Generate synthetic data (multiple features)
Usage
generate_synthetic_data_p(
n_subjects = 100,
n_timepoints = 11,
n_features = 2,
feature_type = "binary",
observation_variance = 1,
random_effect_variance_ratio = 1,
random_effect_ar1_correlation = 0.9,
effect_size = 1,
effect_groupsparsity = 0.5,
effect_sparsity = 0.5,
prop_observed = 0.7,
missingness = "uniform",
seed = 1
)
Arguments
- n_subjects
Number of subjects (default 100).
- n_timepoints
Number of time points at which the data is sampled spread regularly on the \([0,1]\) interval (default 11).
- n_features
Number of features in addition to the intercept (default 2).
- feature_type
Type of feature (implemented: "binary" (default), "uniform", "normal").
- observation_variance
Variance of the observation error (default 1).
- random_effect_variance_ratio
Ratio of the variance of the random effect to the variance of the observation error (default 1).

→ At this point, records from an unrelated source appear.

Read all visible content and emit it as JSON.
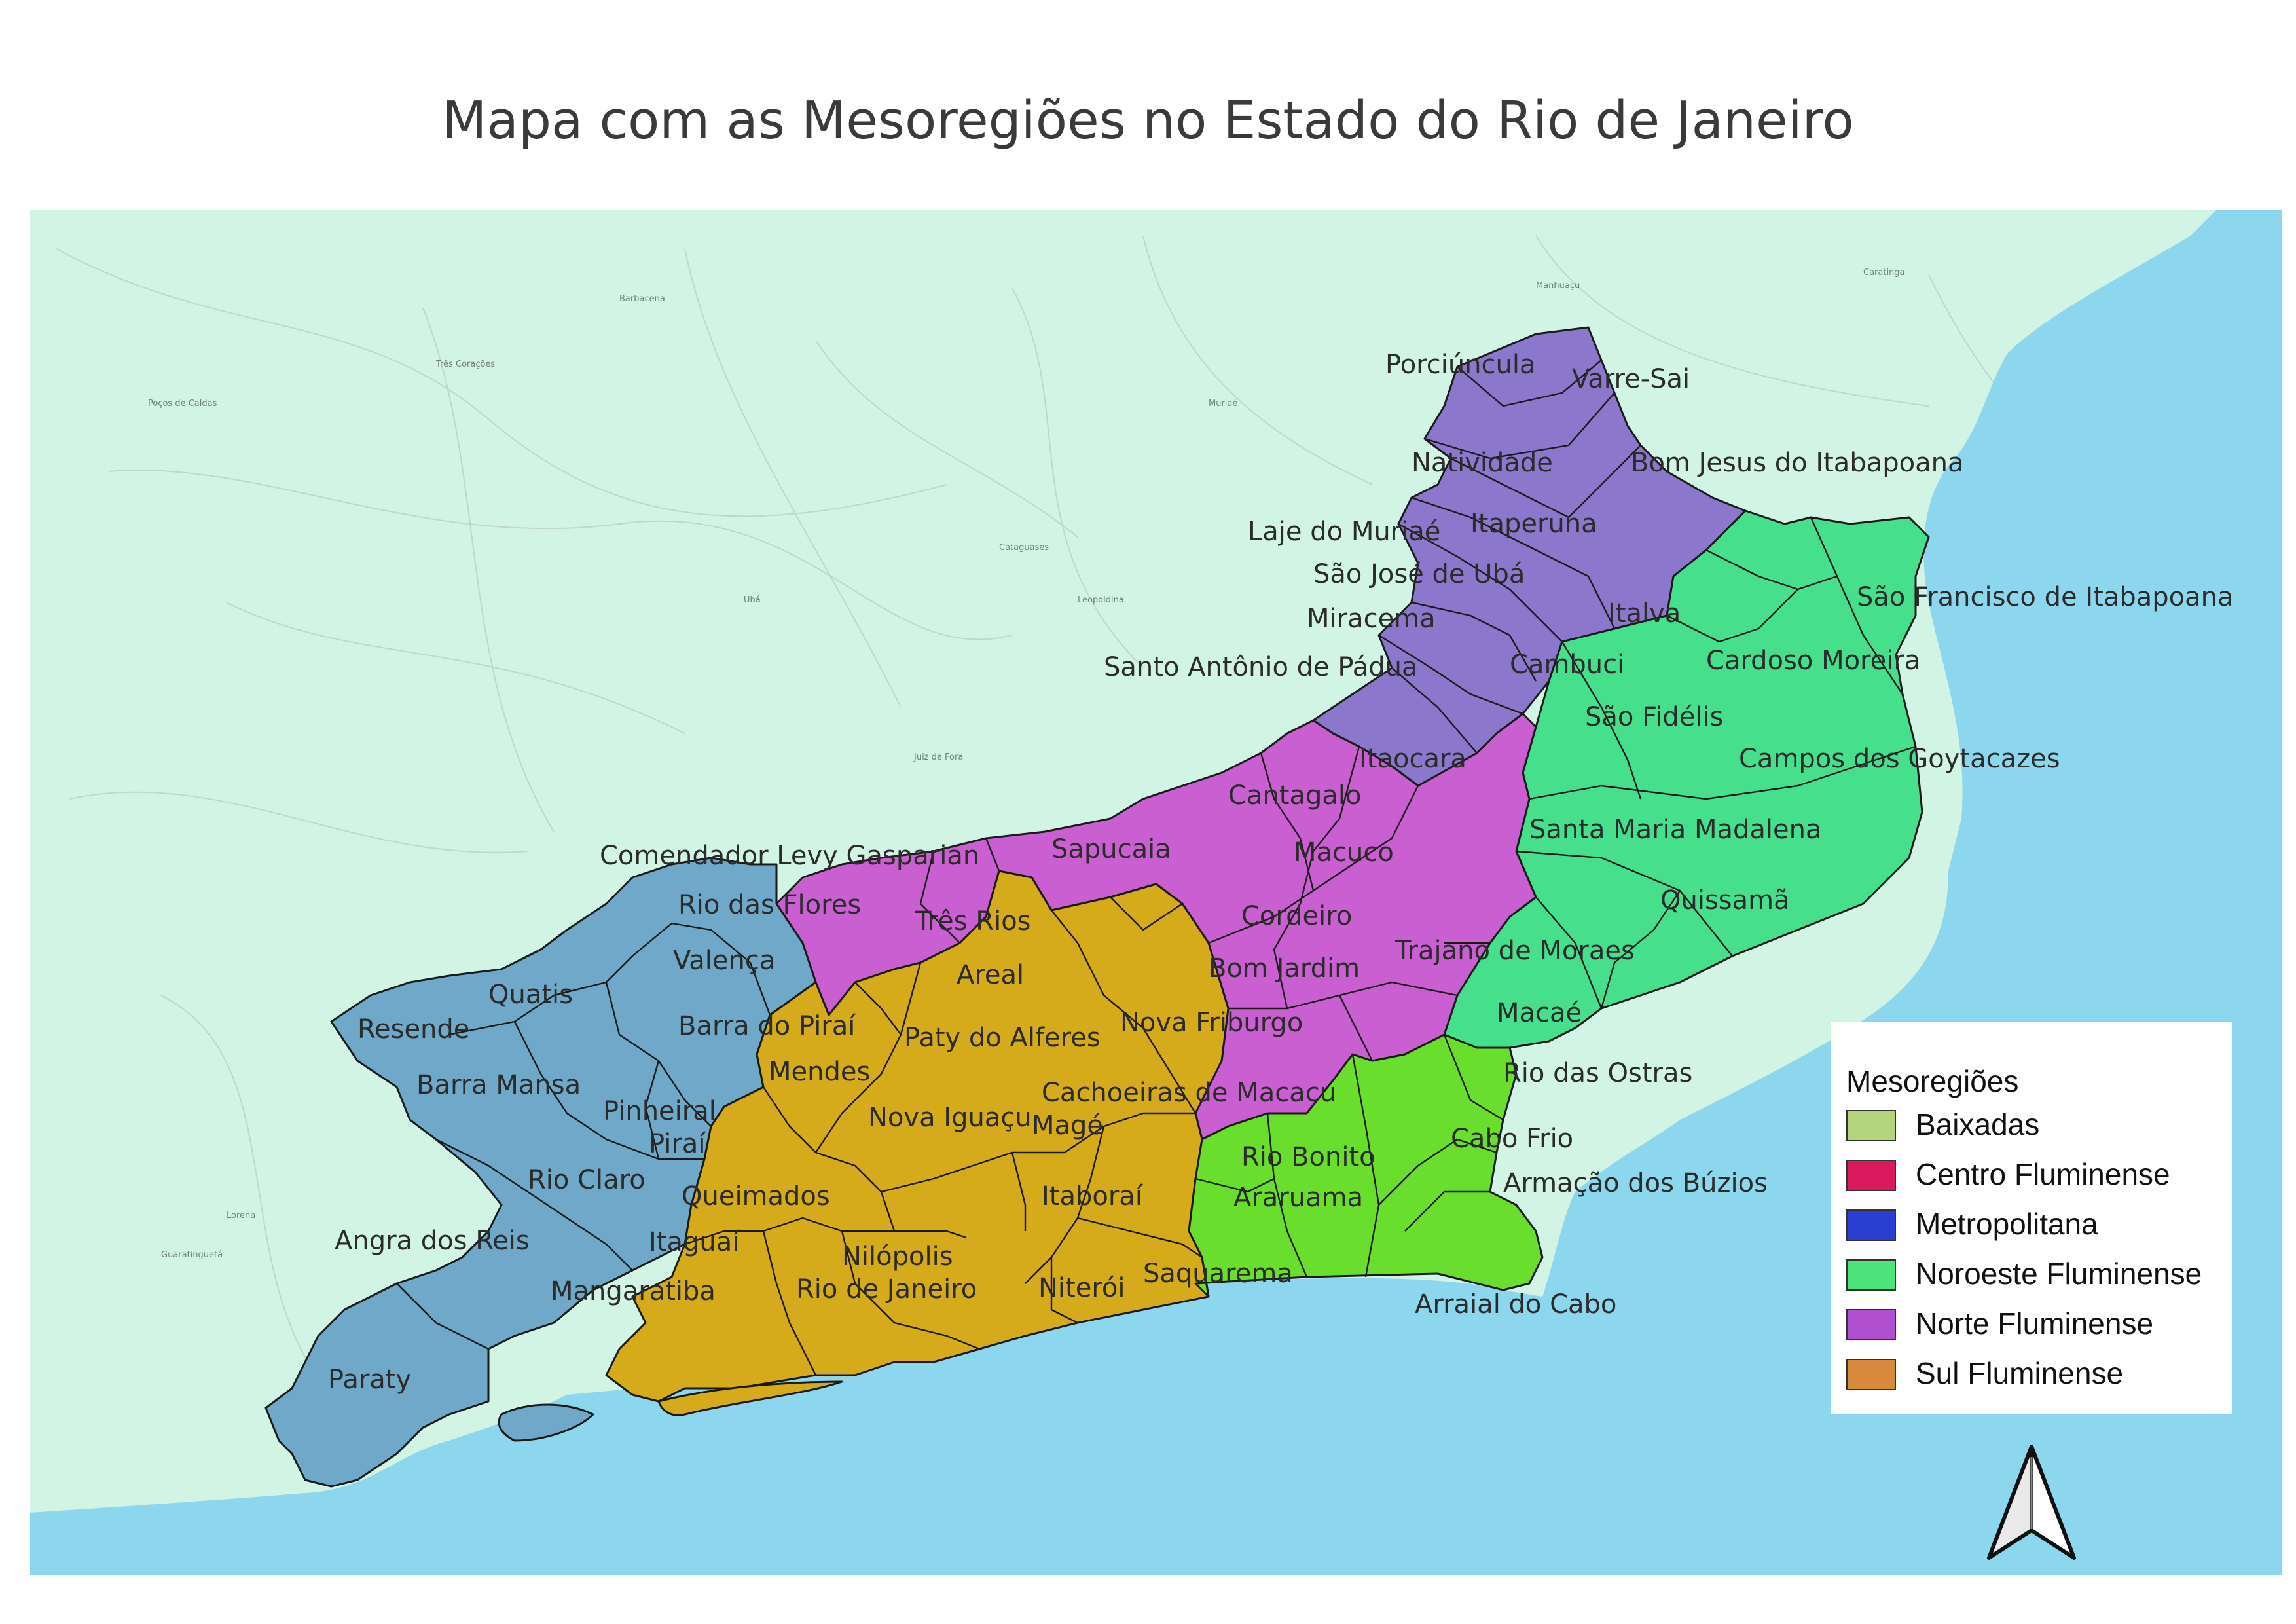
{
  "title": "Mapa com as Mesoregiões no Estado do Rio de Janeiro",
  "colors": {
    "land": "#d2f4e4",
    "sea": "#8dd7ee",
    "noroeste_fill": "#8b78cc",
    "norte_fill": "#c95fd1",
    "leste_fill": "#46e08d",
    "baixadas_fill": "#6ade2c",
    "metropolitana_fill": "#d5aa1b",
    "sul_fill": "#6fa8c8"
  },
  "map": {
    "background_places": [
      "Juiz de Fora",
      "Muriaé",
      "Ubá",
      "Três Corações",
      "Poços de Caldas",
      "Lorena",
      "Guaratinguetá",
      "Cataguases",
      "Leopoldina",
      "Manhuaçu",
      "Barbacena",
      "Caratinga"
    ],
    "municipality_labels": [
      "Porciúncula",
      "Varre-Sai",
      "Natividade",
      "Bom Jesus do Itabapoana",
      "Itaperuna",
      "Laje do Muriaé",
      "São José de Ubá",
      "Miracema",
      "Italva",
      "São Francisco de Itabapoana",
      "Santo Antônio de Pádua",
      "Cambuci",
      "Cardoso Moreira",
      "São Fidélis",
      "Itaocara",
      "Campos dos Goytacazes",
      "Cantagalo",
      "Santa Maria Madalena",
      "Comendador Levy Gasparian",
      "Sapucaia",
      "Macuco",
      "Rio das Flores",
      "Três Rios",
      "Cordeiro",
      "Quissamã",
      "Valença",
      "Trajano de Moraes",
      "Areal",
      "Bom Jardim",
      "Quatis",
      "Macaé",
      "Barra do Piraí",
      "Resende",
      "Paty do Alferes",
      "Nova Friburgo",
      "Mendes",
      "Rio das Ostras",
      "Barra Mansa",
      "Cachoeiras de Macacu",
      "Pinheiral",
      "Nova Iguaçu",
      "Magé",
      "Piraí",
      "Cabo Frio",
      "Rio Bonito",
      "Rio Claro",
      "Queimados",
      "Itaboraí",
      "Araruama",
      "Armação dos Búzios",
      "Angra dos Reis",
      "Itaguaí",
      "Nilópolis",
      "Saquarema",
      "Mangaratiba",
      "Rio de Janeiro",
      "Niterói",
      "Arraial do Cabo",
      "Paraty"
    ]
  },
  "legend": {
    "title": "Mesoregiões",
    "items": [
      {
        "label": "Baixadas",
        "color": "#b3d67d"
      },
      {
        "label": "Centro Fluminense",
        "color": "#d81a5c"
      },
      {
        "label": "Metropolitana",
        "color": "#2a3ed1"
      },
      {
        "label": "Noroeste Fluminense",
        "color": "#4ee27a"
      },
      {
        "label": "Norte Fluminense",
        "color": "#b04fd0"
      },
      {
        "label": "Sul Fluminense",
        "color": "#d88a3c"
      }
    ]
  },
  "north_arrow": {
    "icon": "north-arrow-icon"
  }
}
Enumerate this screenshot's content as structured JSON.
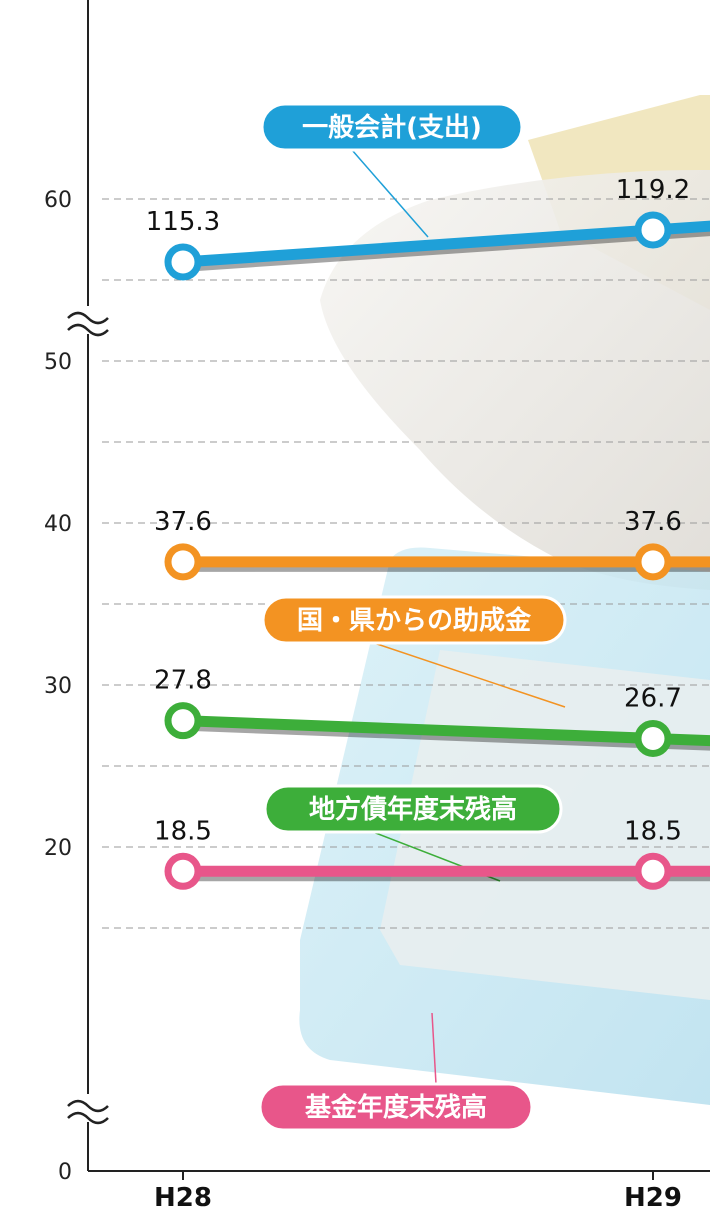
{
  "chart_data": {
    "type": "line",
    "categories": [
      "H28",
      "H29"
    ],
    "y_ticks": [
      "0",
      "20",
      "30",
      "40",
      "50",
      "60"
    ],
    "axis_breaks": [
      15,
      62
    ],
    "grid": true,
    "series": [
      {
        "name": "一般会計(支出)",
        "values": [
          115.3,
          119.2
        ],
        "color": "#1fa0d8"
      },
      {
        "name": "国・県からの助成金",
        "values": [
          37.6,
          37.6
        ],
        "color": "#f39322"
      },
      {
        "name": "地方債年度末残高",
        "values": [
          27.8,
          26.7
        ],
        "color": "#3dae3a"
      },
      {
        "name": "基金年度末残高",
        "values": [
          18.5,
          18.5
        ],
        "color": "#e8568a"
      }
    ]
  },
  "background": {
    "photo_1": "tissue-paper-package",
    "photo_2": "tablet-with-blue-case",
    "photo_1_color": "#eceae6",
    "photo_2_color": "#c9e8f2"
  }
}
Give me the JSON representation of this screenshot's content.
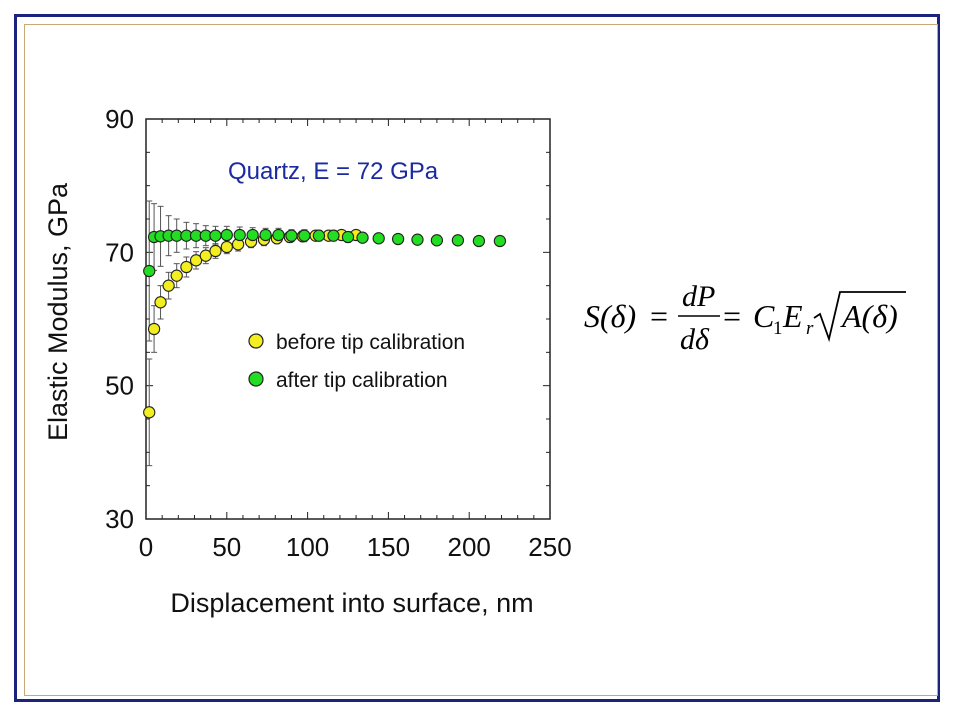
{
  "chart_data": {
    "type": "scatter",
    "xlabel": "Displacement into surface, nm",
    "ylabel": "Elastic Modulus, GPa",
    "xlim": [
      0,
      250
    ],
    "ylim": [
      30,
      90
    ],
    "xticks": [
      "0",
      "50",
      "100",
      "150",
      "200",
      "250"
    ],
    "yticks": [
      "30",
      "50",
      "70",
      "90"
    ],
    "grid": false,
    "legend_position": "center-right",
    "annotation": "Quartz, E = 72 GPa",
    "series": [
      {
        "name": "before tip calibration",
        "color": "#f3ee1f",
        "x": [
          2,
          5,
          9,
          14,
          19,
          25,
          31,
          37,
          43,
          50,
          57,
          65,
          73,
          81,
          89,
          97,
          105,
          113,
          121,
          130
        ],
        "y": [
          46,
          58.5,
          62.5,
          65,
          66.5,
          67.8,
          68.8,
          69.5,
          70.2,
          70.8,
          71.2,
          71.6,
          71.9,
          72.1,
          72.3,
          72.4,
          72.5,
          72.5,
          72.6,
          72.6
        ],
        "err": [
          8,
          3.5,
          2.5,
          2,
          1.8,
          1.5,
          1.3,
          1.2,
          1.1,
          1,
          1,
          0.9,
          0.9,
          0.8,
          0.8,
          0.8,
          0.7,
          0.7,
          0.7,
          0.7
        ]
      },
      {
        "name": "after tip calibration",
        "color": "#22dd22",
        "x": [
          2,
          5,
          9,
          14,
          19,
          25,
          31,
          37,
          43,
          50,
          58,
          66,
          74,
          82,
          90,
          98,
          107,
          116,
          125,
          134,
          144,
          156,
          168,
          180,
          193,
          206,
          219
        ],
        "y": [
          67.2,
          72.3,
          72.4,
          72.5,
          72.5,
          72.5,
          72.5,
          72.5,
          72.5,
          72.6,
          72.6,
          72.6,
          72.6,
          72.6,
          72.5,
          72.5,
          72.5,
          72.5,
          72.3,
          72.2,
          72.1,
          72,
          71.9,
          71.8,
          71.8,
          71.7,
          71.7
        ],
        "err": [
          10.5,
          5,
          4.5,
          3,
          2.5,
          2,
          1.8,
          1.5,
          1.4,
          1.3,
          1.2,
          1.1,
          1,
          1,
          0.9,
          0.9,
          0.8,
          0.8,
          0.8,
          0.7,
          0.7,
          0.7,
          0.7,
          0.6,
          0.6,
          0.6,
          0.6
        ]
      }
    ]
  },
  "equation": {
    "lhs": "S(δ)",
    "eq1": "=",
    "num": "dP",
    "den": "dδ",
    "eq2": "=",
    "c": "C",
    "c_sub": "1",
    "e": "E",
    "e_sub": "r",
    "area": "A(δ)"
  }
}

- random_effect_ar1_correlation
Correlation between two random effects at two consecutive timepoints (default 0.9).
- effect_size
Effect size of the features (default 1).
- effect_groupsparsity
Proportion of features that have no effect (default 0.5).
- effect_sparsity
Proportion of the domain that has null effect (default 0.5).
- prop_observed
Proportion of observed time points (default 0.7).
- missingness
Missing observation mechanism (implemented: "uniform" (default), "contiguous", "sqrt", "fixed_uniform")
- seed
Seed for the random number generator (default 1).
Value
A list containing the following elements:
- data
A data frame containing the longitudinal data in long format.
- data_wide
A data frame containing the longitudinal data in wide format.
- data_wide_imputed
A data frame containing the longitudinal data in wide format with imputed missing values.
- true_values
A data frame containing the true values of the fixed effects.
- times
A vector of timepoints at which the data is sampled.
- colnames
A list containing the column names of the data frames.
Details
The data is generated according to the following model:
$$y_{ij} = \beta_0(t_{ij}) + \sum_{k=1}^{p} \beta_k(t_{ij}) x_{ik} + \theta_{ij} + \epsilon_{ij}$$
where \(y_{ij}\) is the \(j\)th response of subject \(i\), at time \((t_{ij})\),
\(x_{ik}\) is the \(k\)th feature of subject \(i\),
\(\theta_{ij}\) is the random effect of subject \(i\) at time \(j\),
\(\epsilon_{ij}\) is the observation error of subject \(i\) at time \(j\),
\(\beta_0(\cdot)\) is the intercept function, and \(\beta_1(\cdot)\) is the effect size.
The random effects are generated according to a multivariate normal distribution
with mean 0 and covariance matrix \(\Sigma\) such that \(\Sigma_{ij} = r\sigma^2\rho^{|i-j|}\)
(\(\rho\) defined by random_effect_ar1_correlation
and \(r\) by random_effect_variance_ratio
).
The observation errors are generated according to a multivariate normal distribution
with mean 0 and covariance matrix \(\sigma^2 I\)
(\(\sigma^2\) defined by observation_variance
).
The random effects and observation errors are independent.
The observations are then sampled uniformly at a proportion prop_observed
of the timepoints.
An imputed version of the data is also provided where the missing values are imputed using
the function [refund::fpca.sc].
The data is returned in three formats:
- data
A data frame containing the longitudinal data in long format.
- data_wide
A data frame containing the longitudinal data in wide format.
- data_wide_imputed
A data frame containing the longitudinal data in wide format with imputed missing values.